At some point, DC moved in with our mother (I think she was around the age Princess is now -- 12 or 13?); later EP moved out (as an adult) and JS was a handful so she moved in with a family friend two hours south to finish out her high school there. This left my parents with three kids (from six to three -- ahhhhhh). On the rare occasion TW & I would go see our mother (school clothes shopping, movies, a few trips by plane somewhere, etc), my parents got a bit more of a kid-break.
Fast forward to the summer prior to my senior year of high school. Dad wanted to move to South Dakota, but I wanted to finish my high school years locally. We made a deal in where I would move in with my mother (who lived in the next town over) and dad would sell me his car so I had reliable transportation to continue schooling at my same high school (& get to & from a job). My mother bought the car from dad, and told me that when I was 21 (I had an inheritance from my maternal grandmother coming then), I would have to pay her back -- with 9%/yr interest.

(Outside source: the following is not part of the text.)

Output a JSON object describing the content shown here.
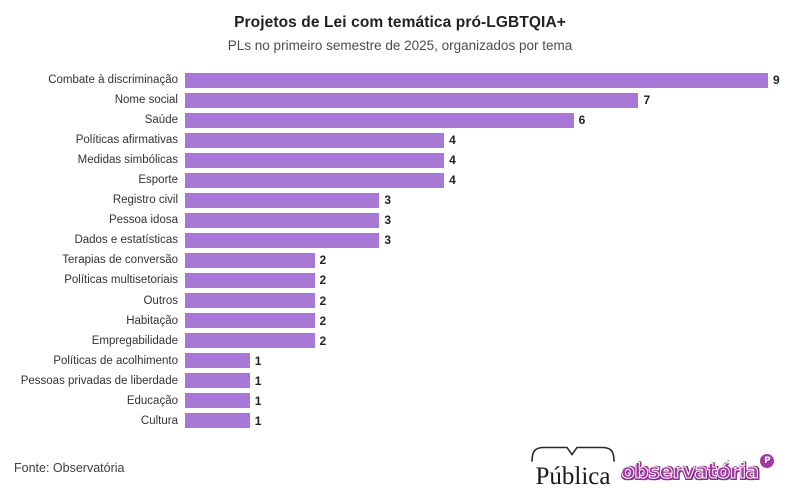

Same thing when I borrowed money to move out after I graduated. This, imo, is NOT the way you treat family... but that's how my mother operates. Oh, I paid her back alright... hoping the next time I need to borrow money, I didn't have to ask *her*. Unfortunately, my ex-husband was a huge thorn in my side & cost me over $75,000 (not all of it borrowed, but a big chunk of it, and she was the only one financially able to assist) during our long dragged-out divorce process. My mother was there, again, with legal documents this time -- 9%/year interest, with threatened legal action if I didn't pay as agreed.
During my divorce process, I also felt that because my mother loaned me all this money, I *had* to share much more with her than I really wanted to. My now-husband saw how much stress this caused, and did everything in his power to help me pay her back. She was one of the first debts we paid in full when his mother died four & a half years ago.